Once you taste it, and especially when you learn about all its benefits, the biggest question about forbidden rice might be: Why on Earth forbid it?
Legend has it that this Chinese black rice got its name because it was so nutritionally beneficial that only the emperors were allowed to eat it. That was then, this is now, and you can find the stuff at your friendly neighborhood Whole Foods Market, among other places.
It has all the good fiber of brown rice, but that black (really dark-purple) hue indicates the presence of so much more: the antioxidants known as anthocyanins that are also in blueberries, acai and grapes (but without the sugar).
Enough about nutrition. It’s also stunning on a plate and delicious on the palate — nutty, even a little fruity. And it cooks in a half-hour, a quarter to half the time it takes to wrestle brown rice to doneness.
How to use it? Well, it can do anything other rices can do, but it has a particularly nice, somewhat chewy texture, which to my mind makes it perfect for stir-frying, especially with other hearty ingredients.
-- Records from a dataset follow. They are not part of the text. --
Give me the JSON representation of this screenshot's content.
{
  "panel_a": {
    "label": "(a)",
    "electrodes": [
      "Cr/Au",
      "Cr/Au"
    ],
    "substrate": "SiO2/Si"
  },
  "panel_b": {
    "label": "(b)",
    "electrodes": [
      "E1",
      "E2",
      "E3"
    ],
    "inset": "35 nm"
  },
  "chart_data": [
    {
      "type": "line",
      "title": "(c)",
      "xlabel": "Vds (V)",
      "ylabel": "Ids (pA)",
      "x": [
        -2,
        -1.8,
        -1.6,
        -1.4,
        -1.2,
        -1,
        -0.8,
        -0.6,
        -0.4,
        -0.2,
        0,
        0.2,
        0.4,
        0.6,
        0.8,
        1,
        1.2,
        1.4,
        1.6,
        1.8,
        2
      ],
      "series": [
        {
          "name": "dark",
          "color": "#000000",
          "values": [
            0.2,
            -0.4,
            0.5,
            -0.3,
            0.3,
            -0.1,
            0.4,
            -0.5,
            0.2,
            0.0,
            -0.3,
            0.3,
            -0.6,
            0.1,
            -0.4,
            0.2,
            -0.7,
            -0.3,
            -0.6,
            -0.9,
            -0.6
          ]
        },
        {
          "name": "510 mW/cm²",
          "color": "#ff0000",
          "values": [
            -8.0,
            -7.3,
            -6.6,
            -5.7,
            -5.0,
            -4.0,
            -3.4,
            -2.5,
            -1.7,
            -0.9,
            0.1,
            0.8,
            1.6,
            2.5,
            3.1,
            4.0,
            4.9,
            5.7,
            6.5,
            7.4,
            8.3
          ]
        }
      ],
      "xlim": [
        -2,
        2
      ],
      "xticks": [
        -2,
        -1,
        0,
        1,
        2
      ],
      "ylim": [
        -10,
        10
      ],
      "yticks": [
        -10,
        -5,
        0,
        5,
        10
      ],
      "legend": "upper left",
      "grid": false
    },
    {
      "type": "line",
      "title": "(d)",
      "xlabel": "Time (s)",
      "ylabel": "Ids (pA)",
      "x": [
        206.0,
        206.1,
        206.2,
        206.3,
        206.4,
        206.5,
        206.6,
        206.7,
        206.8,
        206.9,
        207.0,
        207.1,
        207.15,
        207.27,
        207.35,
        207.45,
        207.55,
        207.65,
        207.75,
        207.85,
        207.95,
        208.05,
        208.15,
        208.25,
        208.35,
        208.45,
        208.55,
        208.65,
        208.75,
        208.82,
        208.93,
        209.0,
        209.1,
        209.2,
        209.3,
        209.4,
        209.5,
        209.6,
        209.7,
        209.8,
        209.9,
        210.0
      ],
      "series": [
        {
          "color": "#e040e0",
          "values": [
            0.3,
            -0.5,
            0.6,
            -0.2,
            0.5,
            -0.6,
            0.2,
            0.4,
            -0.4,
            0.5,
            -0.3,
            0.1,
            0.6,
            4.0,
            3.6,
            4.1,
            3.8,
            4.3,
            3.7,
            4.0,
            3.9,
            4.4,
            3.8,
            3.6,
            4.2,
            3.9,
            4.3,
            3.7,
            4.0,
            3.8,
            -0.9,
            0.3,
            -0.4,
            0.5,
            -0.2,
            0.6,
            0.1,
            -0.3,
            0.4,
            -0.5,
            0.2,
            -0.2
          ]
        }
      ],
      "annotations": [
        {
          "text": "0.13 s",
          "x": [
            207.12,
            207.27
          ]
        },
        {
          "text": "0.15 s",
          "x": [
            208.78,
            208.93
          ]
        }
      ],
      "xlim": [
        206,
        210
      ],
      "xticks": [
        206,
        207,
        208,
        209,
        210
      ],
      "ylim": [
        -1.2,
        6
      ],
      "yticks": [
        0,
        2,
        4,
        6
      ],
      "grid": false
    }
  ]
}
I spied a treatment for such in the new “Cooking With an Asian Accent” by Ying Chang Compestine (Houghton Mifflin Harcourt, 2014) that combines the rice with egg, mushrooms, almonds and a little ham. I subbed tofu for the ham, naturally, but the dish didn’t shine until I sprinkled on the garnish: almonds, scallions and, surprisingly, dried cranberries.
You might not think they’d work, but they do. As does the rice. Nothing this good should be the sole province of royalty.